Materials and Methods: Seventeen patients with spinal metastasis treated with spine SBRT (18 Gy/1 fraction) were identified and nine-field IMRT plans were generated. The intent was to maximize target coverage while maintaining the maximum 0.1cc spinal cord dose (Dcord) to 10 Gy. The maximum dose to 0.1cc of the volume consisting of the cord + 2mm margin (DPRV2) was recorded. Rotational setup errors alone (combination 0-12° around X, Y and Z axis) and in combination with 1mm translational setup errors along the X and Y axes were introduced alternatively in each patient’s CT dataset and the treatment planning system was used in a batch mode to compute the dosimetric impact on the spinal cord. Rotational setup errors were considered non-negligible if Dcord reached or exceeded the original DPRV2. Rotation combinations around the three different axes were reduced to a single equivalent rotation angle (qeq) around an arbitrary axis using eigenvector formalism, and the minimum qeq for which Dcord = DPRV2 was compiled. Dimensions of the dose distributions and its location with respect to the cord were evaluated as predictive factors for Dcord sensitivity to rotational errors using regression analysis.

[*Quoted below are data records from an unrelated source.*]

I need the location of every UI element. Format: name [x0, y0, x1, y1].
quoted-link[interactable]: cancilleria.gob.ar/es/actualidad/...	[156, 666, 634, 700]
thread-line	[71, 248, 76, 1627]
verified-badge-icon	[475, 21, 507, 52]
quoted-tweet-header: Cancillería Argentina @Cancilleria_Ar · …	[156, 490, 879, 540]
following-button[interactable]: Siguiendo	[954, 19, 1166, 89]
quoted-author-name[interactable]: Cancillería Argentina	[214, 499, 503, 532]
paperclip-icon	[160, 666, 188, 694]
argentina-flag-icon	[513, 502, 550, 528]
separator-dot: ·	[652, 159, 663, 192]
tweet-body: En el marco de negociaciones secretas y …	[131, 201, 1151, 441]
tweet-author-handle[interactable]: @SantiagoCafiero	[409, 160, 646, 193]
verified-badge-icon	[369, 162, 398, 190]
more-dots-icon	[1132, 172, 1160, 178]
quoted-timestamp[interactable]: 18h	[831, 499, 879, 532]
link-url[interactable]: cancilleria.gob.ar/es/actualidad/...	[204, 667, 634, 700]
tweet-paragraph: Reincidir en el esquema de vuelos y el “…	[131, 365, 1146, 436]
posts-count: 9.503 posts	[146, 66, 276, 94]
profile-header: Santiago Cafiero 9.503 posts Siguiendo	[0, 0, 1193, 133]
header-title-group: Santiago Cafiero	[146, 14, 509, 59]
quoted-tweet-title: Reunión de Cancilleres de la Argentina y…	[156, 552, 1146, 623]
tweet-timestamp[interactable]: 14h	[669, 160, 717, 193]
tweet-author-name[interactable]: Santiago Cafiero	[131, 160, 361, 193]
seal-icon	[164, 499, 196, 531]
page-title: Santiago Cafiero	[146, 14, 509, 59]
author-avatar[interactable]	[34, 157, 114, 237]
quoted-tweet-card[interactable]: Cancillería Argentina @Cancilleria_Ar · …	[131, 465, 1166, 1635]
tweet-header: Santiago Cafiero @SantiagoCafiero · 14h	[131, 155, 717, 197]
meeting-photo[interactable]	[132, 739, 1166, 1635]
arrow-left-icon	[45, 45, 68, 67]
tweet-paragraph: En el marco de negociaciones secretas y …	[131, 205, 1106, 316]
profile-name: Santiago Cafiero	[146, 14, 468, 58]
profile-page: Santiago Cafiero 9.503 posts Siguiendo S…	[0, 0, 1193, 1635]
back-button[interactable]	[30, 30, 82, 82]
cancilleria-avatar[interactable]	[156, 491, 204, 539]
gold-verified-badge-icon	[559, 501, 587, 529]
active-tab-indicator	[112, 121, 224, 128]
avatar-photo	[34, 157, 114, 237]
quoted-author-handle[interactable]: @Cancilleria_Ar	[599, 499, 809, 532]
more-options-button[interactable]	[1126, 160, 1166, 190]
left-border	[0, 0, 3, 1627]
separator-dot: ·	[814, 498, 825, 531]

Results: A total of 3659 plans were performed. Without any translational shift, rotations with θeq=2.6°-10.2° were required for Dcord to reach DPRV2 (12.74-14.98Gy). In combination with a 1mm residual translational shift, θeq decreased to 1.4°-7.7°. The strongest predictor for cord dose sensitivity to rotational errors was the maximum distance in space between the isocenter and the 90% isodose contour that intersects the surface of the PRV cord surface (Diso-90%). The θeq was strongly correlated with Diso-90% (R2=0.8522) and varied linearly with this parameter over a wide range of dose distribution shapes and isocenter locations. Simulations of combined setup errors showed an increased cord dose sensitivity to rotational errors when combined with translational error.

Conclusions: This study provides the most detailed analysis of the effect of rotational setup errors in isolation, and when combined with translational setup errors, on the spinal cord dose distribution and mapped cord surface dose. The effects were more significant with greater distance between the isocenter and the 90% isodose on the PRV surface. A linear model was designed to predict dosimetric impact of rotational setup error which can be used to prospectively identify patients with treatment plans that are more likely to be sensitive to even minor rotational setup errors.